Jeremy Botter
Nevada Plays Favorites with Steroid Users but Hates Marijuana
Photo by BoxNews.com
Truthfully, they haven’t even come close to damaging as many fights as training injuries have. But the major drug-related cases we’ve seen this year have been high-profile—witness the cases of Alistair Overeem and Nick Diaz—and thus the spotlight seems a little bit brighter than normal.
I’ve talked about the issue of performance-enhancing drugs here in the past, and I’ll continue to do so in the future. It’s an issue that isn’t going away anytime soon, and it looks like Dana White is finally amenable to taking drastic steps inside his own company to help clean up the sport before it gets out of control:
Lance Pugmire: (Junior dos Santos vs. Frank Mir) came together only because Alistair Overeem tested positive for testosterone. How devastating was that to your sport?
Dana White: “The steroid, PED thing affects the whole sport. The key is to make sure these guys never get on it, because once they do, they change. The problem with Overeem is that I want to sit in a room with him man to man and believe him. He told me before he ever fought for us, ‘Don’t worry, I’m the most tested athlete in sports.’ But I think we have about 42 fights a year . . . you have a guy or two popping [positive tests] here and there, that’s a pretty good ratio.”

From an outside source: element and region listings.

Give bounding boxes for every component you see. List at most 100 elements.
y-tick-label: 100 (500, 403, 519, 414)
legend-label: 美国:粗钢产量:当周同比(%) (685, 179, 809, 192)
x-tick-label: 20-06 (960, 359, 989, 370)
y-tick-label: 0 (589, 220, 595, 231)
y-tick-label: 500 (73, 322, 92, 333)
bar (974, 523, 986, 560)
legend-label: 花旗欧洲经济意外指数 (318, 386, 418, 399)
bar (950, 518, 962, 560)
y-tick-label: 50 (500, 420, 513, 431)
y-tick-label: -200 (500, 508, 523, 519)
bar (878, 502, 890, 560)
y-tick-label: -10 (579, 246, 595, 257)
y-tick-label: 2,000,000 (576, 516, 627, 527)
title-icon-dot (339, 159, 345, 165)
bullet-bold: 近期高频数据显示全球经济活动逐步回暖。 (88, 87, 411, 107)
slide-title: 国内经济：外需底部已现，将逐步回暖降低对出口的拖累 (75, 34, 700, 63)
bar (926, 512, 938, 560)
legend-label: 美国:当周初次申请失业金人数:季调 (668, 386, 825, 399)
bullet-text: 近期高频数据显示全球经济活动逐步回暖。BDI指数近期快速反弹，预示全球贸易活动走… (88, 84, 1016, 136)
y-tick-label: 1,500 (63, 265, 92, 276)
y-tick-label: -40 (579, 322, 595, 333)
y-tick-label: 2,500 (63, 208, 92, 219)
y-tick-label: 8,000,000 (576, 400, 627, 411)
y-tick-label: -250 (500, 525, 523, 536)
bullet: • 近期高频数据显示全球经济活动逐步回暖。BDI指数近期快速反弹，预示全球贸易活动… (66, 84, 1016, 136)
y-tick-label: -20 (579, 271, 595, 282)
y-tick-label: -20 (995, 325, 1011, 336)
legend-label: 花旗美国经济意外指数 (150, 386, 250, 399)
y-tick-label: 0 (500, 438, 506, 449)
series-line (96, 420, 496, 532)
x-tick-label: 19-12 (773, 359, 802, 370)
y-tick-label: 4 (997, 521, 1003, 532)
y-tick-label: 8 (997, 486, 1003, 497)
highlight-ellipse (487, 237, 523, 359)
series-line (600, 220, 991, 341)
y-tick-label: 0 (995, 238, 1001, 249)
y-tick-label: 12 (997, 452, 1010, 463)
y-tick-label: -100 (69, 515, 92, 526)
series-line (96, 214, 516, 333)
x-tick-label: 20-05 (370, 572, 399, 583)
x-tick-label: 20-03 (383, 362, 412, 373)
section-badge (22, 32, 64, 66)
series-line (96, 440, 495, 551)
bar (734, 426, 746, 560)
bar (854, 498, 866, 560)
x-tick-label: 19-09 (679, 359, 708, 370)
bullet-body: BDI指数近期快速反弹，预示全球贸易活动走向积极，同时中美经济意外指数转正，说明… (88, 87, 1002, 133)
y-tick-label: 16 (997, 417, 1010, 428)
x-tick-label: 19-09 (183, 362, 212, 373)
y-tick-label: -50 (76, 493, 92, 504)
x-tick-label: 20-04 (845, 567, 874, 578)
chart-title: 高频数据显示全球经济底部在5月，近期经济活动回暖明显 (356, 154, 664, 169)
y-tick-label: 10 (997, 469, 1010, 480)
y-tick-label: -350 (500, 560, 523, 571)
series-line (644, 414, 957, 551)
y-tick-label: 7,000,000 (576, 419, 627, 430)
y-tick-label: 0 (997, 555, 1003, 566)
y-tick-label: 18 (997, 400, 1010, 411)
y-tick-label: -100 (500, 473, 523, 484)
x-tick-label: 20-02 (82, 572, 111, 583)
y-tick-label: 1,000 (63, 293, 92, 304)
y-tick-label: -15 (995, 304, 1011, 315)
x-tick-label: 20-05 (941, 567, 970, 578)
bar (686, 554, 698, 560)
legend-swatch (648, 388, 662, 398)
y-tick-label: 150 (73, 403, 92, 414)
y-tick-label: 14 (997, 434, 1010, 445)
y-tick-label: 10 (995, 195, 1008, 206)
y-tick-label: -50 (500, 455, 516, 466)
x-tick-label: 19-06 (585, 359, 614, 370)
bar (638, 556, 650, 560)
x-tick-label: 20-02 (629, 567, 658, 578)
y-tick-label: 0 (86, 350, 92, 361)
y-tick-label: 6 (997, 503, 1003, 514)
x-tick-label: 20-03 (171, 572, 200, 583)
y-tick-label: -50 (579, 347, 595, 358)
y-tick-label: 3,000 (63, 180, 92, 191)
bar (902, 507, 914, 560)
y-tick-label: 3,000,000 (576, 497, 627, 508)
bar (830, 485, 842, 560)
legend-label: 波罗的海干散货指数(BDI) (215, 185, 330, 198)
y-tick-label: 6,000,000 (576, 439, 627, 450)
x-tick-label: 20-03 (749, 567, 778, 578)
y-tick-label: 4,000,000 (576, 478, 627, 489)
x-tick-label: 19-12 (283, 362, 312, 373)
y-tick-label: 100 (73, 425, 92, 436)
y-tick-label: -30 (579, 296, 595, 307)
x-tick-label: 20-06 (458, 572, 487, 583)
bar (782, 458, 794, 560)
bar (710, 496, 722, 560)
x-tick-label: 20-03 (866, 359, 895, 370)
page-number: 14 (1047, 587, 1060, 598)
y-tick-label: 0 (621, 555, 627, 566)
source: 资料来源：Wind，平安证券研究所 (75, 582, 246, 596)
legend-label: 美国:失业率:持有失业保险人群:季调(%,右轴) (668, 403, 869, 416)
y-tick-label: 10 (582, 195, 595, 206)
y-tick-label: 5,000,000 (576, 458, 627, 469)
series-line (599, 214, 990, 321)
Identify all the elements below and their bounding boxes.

LP: Do you want to increase testing?
DFW: “Yes. We’re going to do our own testing, order these guys into [a lab]; we’re sorting it out now. You have to do this to save the sport. You can’t have these guys fighting on this stuff.”
The one-year suspension handed down to Nick Diaz by the Nevada State Athletic Commission yesterday was a complete and total farce, and everyone with half a brain knows it.

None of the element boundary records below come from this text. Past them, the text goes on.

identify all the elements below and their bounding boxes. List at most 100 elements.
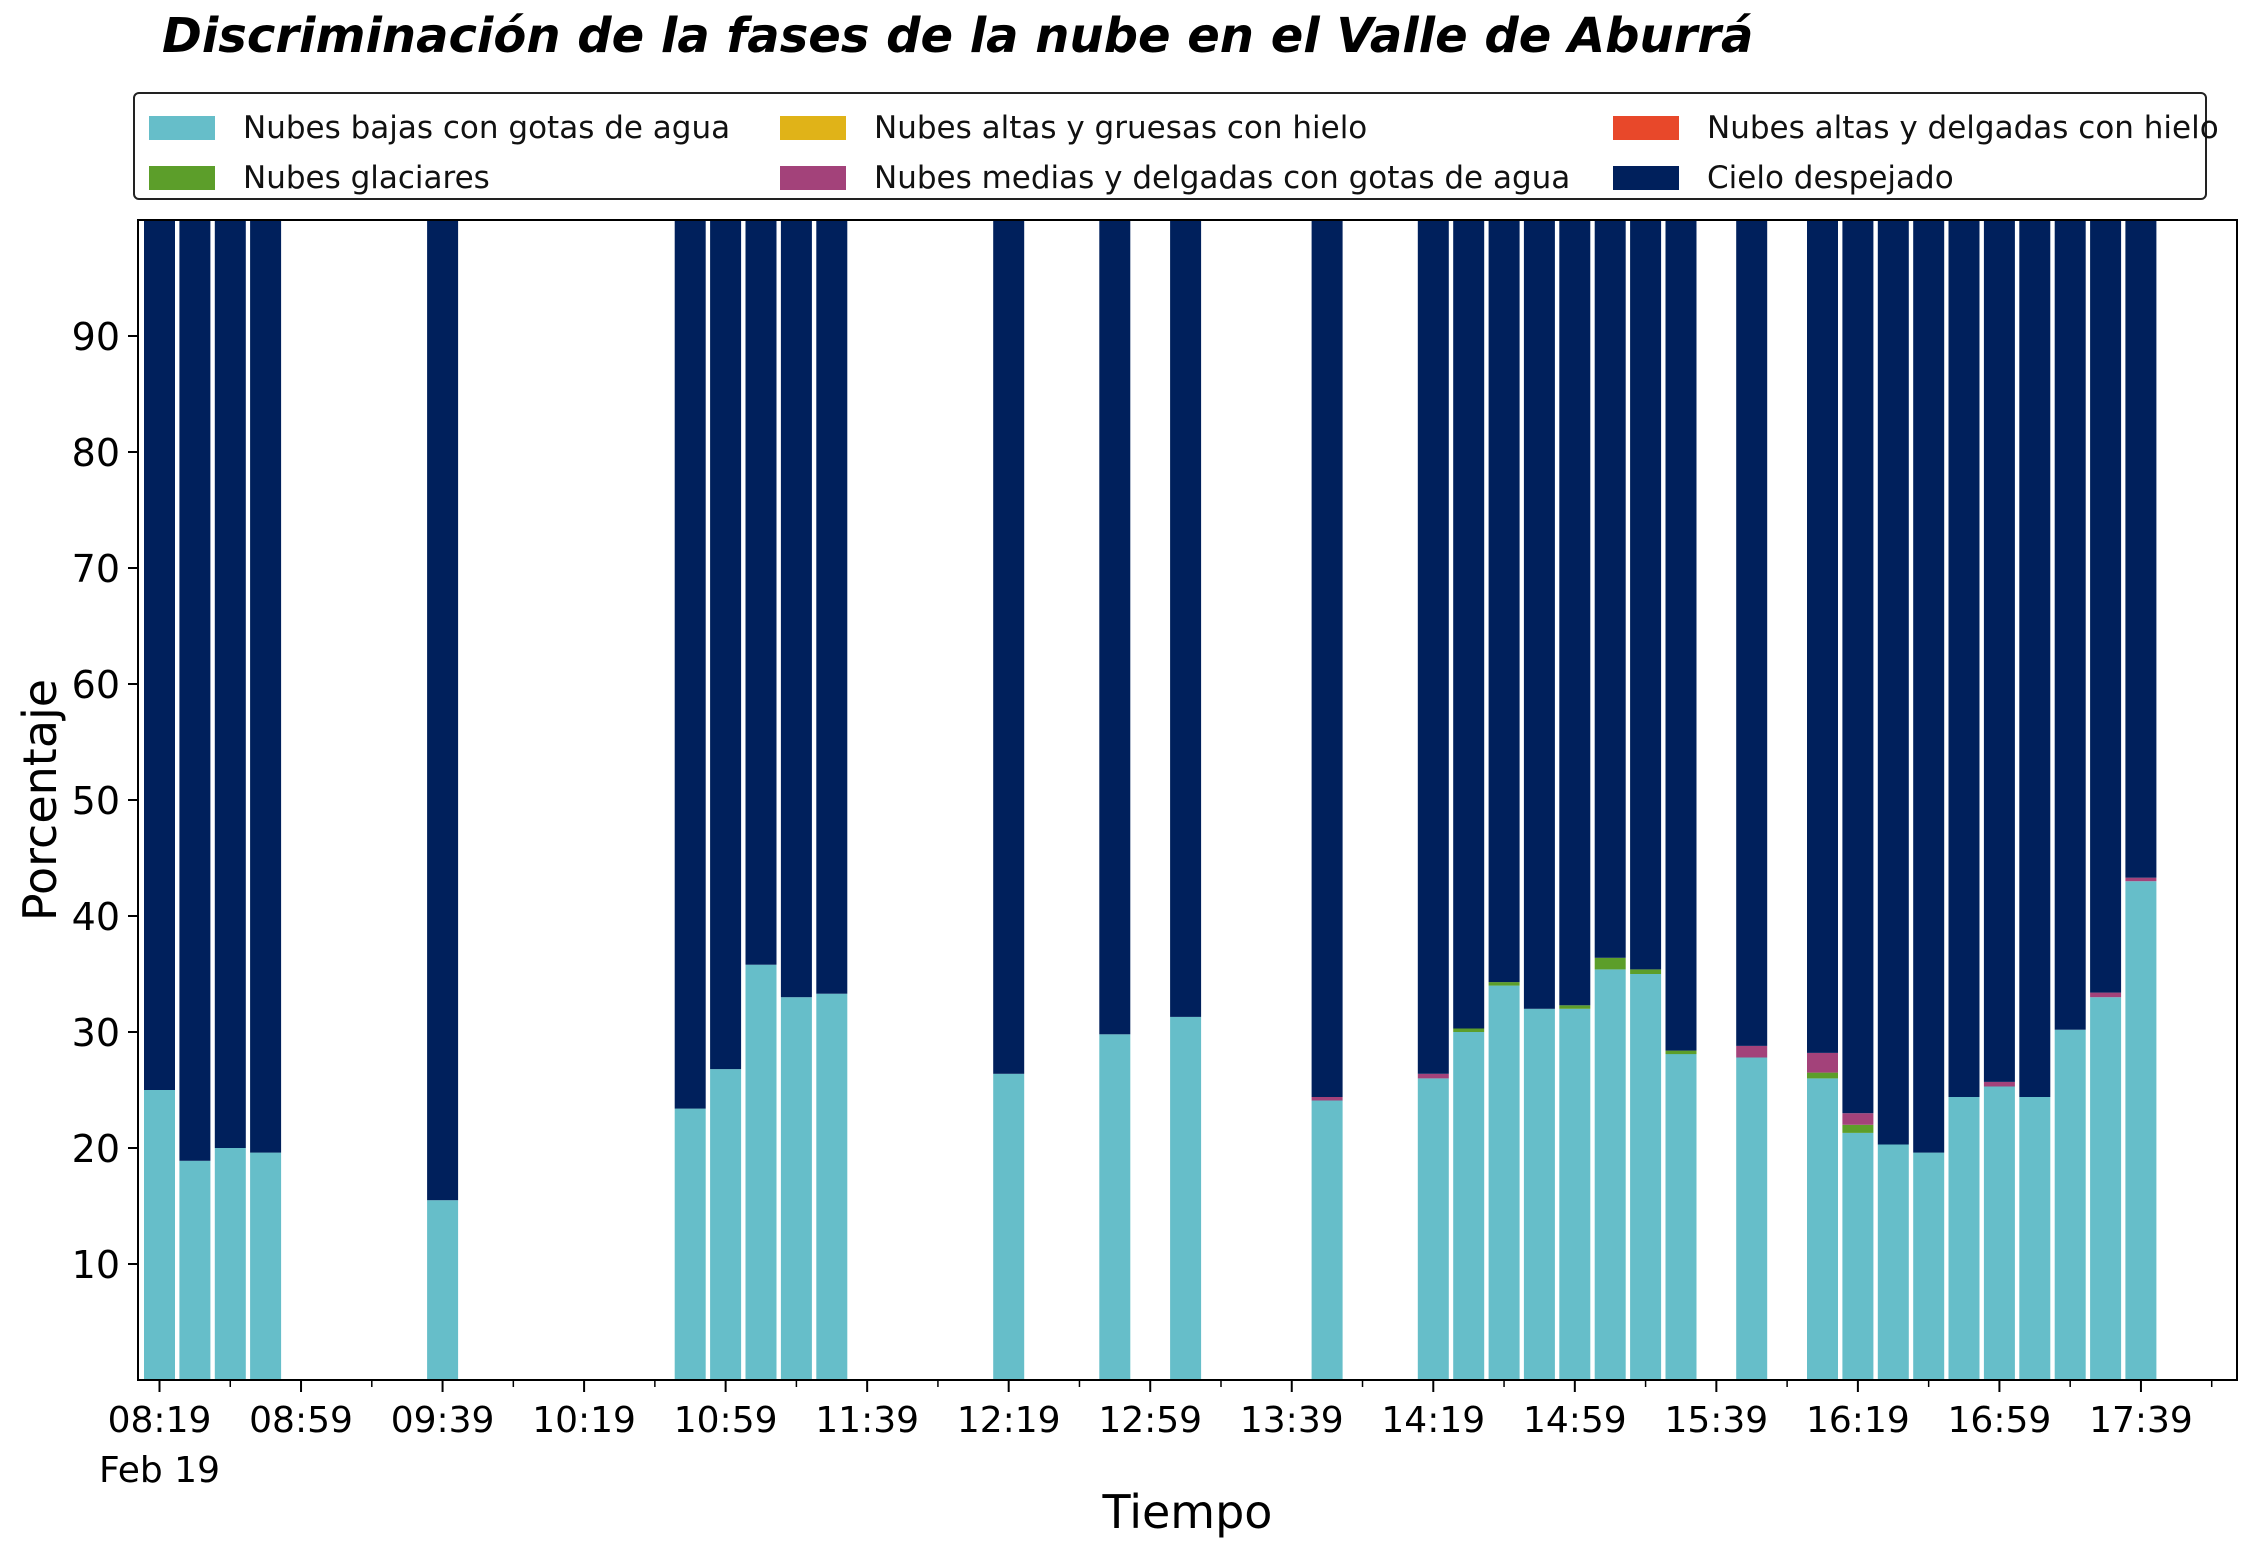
bar-segment-0-29 bbox=[2019, 1097, 2051, 1380]
x-tick-label: 08:19 bbox=[108, 1400, 212, 1441]
bar-segment-0-3 bbox=[250, 1152, 282, 1380]
bar-segment-5-4 bbox=[427, 220, 459, 1201]
legend-swatch bbox=[780, 166, 846, 190]
x-date-label: Feb 19 bbox=[99, 1450, 220, 1491]
bar-segment-0-6 bbox=[710, 1069, 742, 1380]
bar-segment-1-15 bbox=[1453, 1028, 1485, 1032]
bar-segment-5-30 bbox=[2054, 220, 2086, 1030]
bar-segment-0-16 bbox=[1488, 985, 1520, 1380]
bar-segment-0-28 bbox=[1983, 1086, 2015, 1380]
bar-segment-1-16 bbox=[1488, 982, 1520, 986]
bar-segment-5-31 bbox=[2090, 220, 2122, 993]
bar-segment-3-22 bbox=[1736, 1045, 1768, 1058]
x-tick-label: 13:39 bbox=[1240, 1400, 1344, 1441]
bar-segment-5-12 bbox=[1170, 220, 1202, 1017]
bar-segment-1-19 bbox=[1594, 957, 1626, 970]
bar-segment-0-10 bbox=[993, 1073, 1025, 1380]
bar-segment-5-1 bbox=[179, 220, 211, 1161]
bar-segment-5-5 bbox=[674, 220, 706, 1109]
bar-segment-5-13 bbox=[1311, 220, 1343, 1097]
y-tick-label: 80 bbox=[72, 431, 120, 475]
bar-segment-5-25 bbox=[1877, 220, 1909, 1145]
bar-segment-3-31 bbox=[2090, 992, 2122, 998]
x-tick-label: 10:59 bbox=[674, 1400, 778, 1441]
bar-segment-5-3 bbox=[250, 220, 282, 1153]
bar-segment-1-23 bbox=[1807, 1072, 1838, 1079]
bar-segment-0-21 bbox=[1665, 1054, 1697, 1380]
bar-segment-3-14 bbox=[1417, 1073, 1449, 1079]
bar-segment-5-9 bbox=[816, 220, 848, 994]
bar-segment-5-21 bbox=[1665, 220, 1697, 1051]
bar-segment-5-8 bbox=[780, 220, 812, 998]
y-tick-label: 90 bbox=[72, 315, 120, 359]
bar-segment-5-17 bbox=[1523, 220, 1555, 1009]
x-tick-label: 12:19 bbox=[957, 1400, 1061, 1441]
bar-segment-0-13 bbox=[1311, 1100, 1343, 1380]
bar-segment-5-6 bbox=[710, 220, 742, 1070]
bar-segment-0-18 bbox=[1559, 1008, 1591, 1380]
bar-segment-0-19 bbox=[1594, 969, 1626, 1380]
bar-segment-5-16 bbox=[1488, 220, 1520, 983]
bar-segment-0-4 bbox=[427, 1200, 459, 1380]
x-tick-label: 17:39 bbox=[2089, 1400, 2193, 1441]
bar-segment-0-17 bbox=[1523, 1008, 1555, 1380]
bar-segment-1-20 bbox=[1630, 969, 1662, 974]
legend-swatch bbox=[149, 166, 215, 190]
bar-segment-3-13 bbox=[1311, 1097, 1343, 1101]
bar-segment-0-31 bbox=[2090, 997, 2122, 1380]
chart-title: Discriminación de la fases de la nube en… bbox=[162, 8, 1754, 64]
bar-segment-0-25 bbox=[1877, 1144, 1909, 1380]
bar-segment-0-26 bbox=[1913, 1152, 1945, 1380]
bar-segment-5-15 bbox=[1453, 220, 1485, 1029]
bar-segment-5-19 bbox=[1594, 220, 1626, 958]
legend-item-nubes-altas-gruesas: Nubes altas y gruesas con hielo bbox=[780, 110, 1367, 146]
x-tick-label: 14:19 bbox=[1381, 1400, 1485, 1441]
bar-segment-5-7 bbox=[745, 220, 777, 965]
legend: Nubes bajas con gotas de agua Nubes glac… bbox=[133, 92, 2219, 200]
bar-segment-0-7 bbox=[745, 964, 777, 1380]
bar-segment-0-14 bbox=[1417, 1078, 1449, 1380]
bar-segment-1-21 bbox=[1665, 1050, 1697, 1055]
y-tick-label: 30 bbox=[72, 1011, 120, 1055]
bar-segment-3-24 bbox=[1842, 1113, 1874, 1125]
bar-segment-0-1 bbox=[179, 1160, 211, 1380]
bar-segment-1-24 bbox=[1842, 1124, 1874, 1133]
legend-swatch bbox=[780, 116, 846, 140]
bar-segment-0-0 bbox=[144, 1090, 175, 1380]
y-tick-label: 60 bbox=[72, 663, 120, 707]
bar-segment-1-18 bbox=[1559, 1005, 1591, 1009]
bar-segment-5-32 bbox=[2125, 220, 2157, 878]
x-tick-label: 16:19 bbox=[1806, 1400, 1910, 1441]
bar-segment-5-23 bbox=[1807, 220, 1838, 1053]
bar-segment-0-15 bbox=[1453, 1032, 1485, 1380]
legend-label: Cielo despejado bbox=[1707, 160, 1954, 196]
bar-segment-5-0 bbox=[144, 220, 175, 1090]
legend-item-nubes-bajas: Nubes bajas con gotas de agua bbox=[149, 110, 730, 146]
legend-swatch bbox=[149, 116, 215, 140]
legend-label: Nubes altas y gruesas con hielo bbox=[874, 110, 1368, 146]
bar-segment-5-2 bbox=[214, 220, 246, 1148]
bar-segment-0-30 bbox=[2054, 1029, 2086, 1380]
y-tick-label: 70 bbox=[72, 547, 120, 591]
bar-segment-5-11 bbox=[1099, 220, 1131, 1035]
legend-label: Nubes bajas con gotas de agua bbox=[243, 110, 731, 146]
bar-segment-5-14 bbox=[1417, 220, 1449, 1074]
bar-segment-3-28 bbox=[1983, 1081, 2015, 1087]
legend-label: Nubes altas y delgadas con hielo bbox=[1707, 110, 2219, 146]
y-axis-label: Porcentaje bbox=[13, 679, 67, 921]
bar-segment-5-18 bbox=[1559, 220, 1591, 1006]
bar-segment-5-26 bbox=[1913, 220, 1945, 1153]
y-tick-label: 20 bbox=[72, 1127, 120, 1171]
bar-segment-0-20 bbox=[1630, 974, 1662, 1380]
x-tick-label: 15:39 bbox=[1664, 1400, 1768, 1441]
bar-segment-5-24 bbox=[1842, 220, 1874, 1114]
bar-segment-5-20 bbox=[1630, 220, 1662, 970]
y-tick-label: 50 bbox=[72, 779, 120, 823]
bar-segment-0-2 bbox=[214, 1148, 246, 1380]
legend-item-nubes-glaciares: Nubes glaciares bbox=[149, 160, 490, 196]
x-tick-label: 08:59 bbox=[249, 1400, 353, 1441]
bar-segment-0-32 bbox=[2125, 881, 2157, 1380]
y-tick-label: 40 bbox=[72, 895, 120, 939]
bar-segment-0-8 bbox=[780, 997, 812, 1380]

Yes, weed is illegal inside of competition in Nevada, even if you have a medical marijuana license in another state. And yes, Diaz should have stopped smoking a little bit sooner than the eight days he says he did, if only to ensure that his donated urine sample on fight night was clean as a whistle.
I’m not a pothead. I’ve smoked the stuff before, and I didn’t like it. I doubt I’ll ever try it again. But the fact that Diaz—who had trace amounts of marijuana metabolites, and not THC evident of actual marijuana use on that day—got a full-year suspension while Overeem got nine months after admittedly taking anabolic steroids (and also ducking urine tests) is completely and undeniably absurd and asinine.